5. Summary and Conclusions

The changing climate is posing a significant threat to societies and infrastructure by increasing the frequency and magnitude of extreme weather across the globe. The rise in the frequency of extreme flooding is caused by increased evaporation due to rising atmospheric temperature and the capacity of the warming atmosphere to hold moisture. This study developed IDF curves using NEXRAD Stage-IV precipitation data for the state of Texas at a high spatial resolution. The timeframe of the study covers 19 years ranging from 2002 to 2020. The NEXRAD data was used to estimate the Annual Maxima Series (AMS) for different storm durations. GEV, Gumbel, GP, and Exponential distributions were used to fit the AMS. The best model was selected using the Akaike Information Criterion (AIC) and the Bayesian Information Criterion (BIC) criteria. The Kolmogorov–Smirnov test was used to test the significance of the distribution model. The null hypothesis (H_o) states that the two dataset values are from the same continuous distribution, while the alternative hypothesis (H_a) states that these two datasets are from different continuous distributions.

The Gumbel distribution was found to have the lowest AIC and BIC for over three-quarters of the state area for all storm durations. For around 10% of the state, primarily in the driest western part, GP was the best distribution for fit the AMS according to AIC and BIC for all storm durations. In more than 99% of the state, the Gumbel distribution fit was acceptable, with a significance level of 5% for all storm durations. The Gumbel distribution seems to be suitable for semi-arid areas according to the spatial distribution of best model fit. GP was found to be more convenient for arid regions. The modeled quantiles and AMS quantiles show that Gumbel distribution underestimates the lower quantiles and overestimates the higher quantiles in the major metropolitan areas of Texas. The northern coastal areas of the Gulf of Mexico have the highest precipitation intensities for all storm durations and return periods. Houston has the highest IDF values for all storm durations and return periods (2-year return of 135 mm and 100-year return of 340 mm rainfall). The lowest IDF values were estimated in the El Paso metropolitan area, with 34 mm for a 2-year return period and 90 mm for a 100-year return period, both for a 24-h storm event. Interestingly, the Dallas-Fortworth IDF precipitation intensities were found to be lower than those in McAllen and San Antonio although the average annual precipitation for Dallas in the last two decades was higher by approximately 200 mm. Evaluation of the developed IDF curves was conducted by comparison against the latest NOAA Atlas 14 values released in 2018. The radar-based IDF values showed differences within −27% to 27% in over 95% of the state for all storm durations and return periods. This clearly shows the potential of remotely sensed precipitation products in developing IDF curves, especially when longer records are available. Moreover, the Stage-IV-based IDF curves tend to particularly underestimate the intensities of higher return periods, which may be related to the precipitation threshold applied to rainfall estimation. In the 24-h storm duration, the precipitation frequency estimates show differences within ±20% in over three-quarters of the state for all the return periods.
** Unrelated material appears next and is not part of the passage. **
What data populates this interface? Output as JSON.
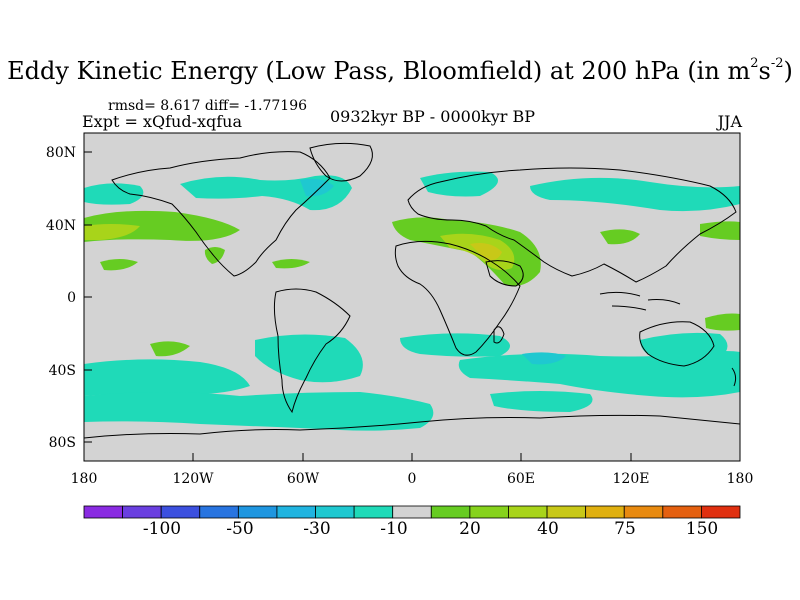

The main limitation of this study is the length of the data, which is limited to only 19 years. Moreover, the discontinuity in the data is another problem with the Stage-IV data, as the datasets were developed separately by the 12 River Forecast Centers (RFC) and then mosaicked into a single product to cover the conterminous US; however, these discontinuities are very minor. The main strength of the analysis is the employment of a very high (4 × 4 km) spatial resolution precipitation product. The developed IDF maps can be used in conjunction with Atlas 14 maps to have a better idea of the spatial variability within any area of the state and eliminate the need for area reduction factors.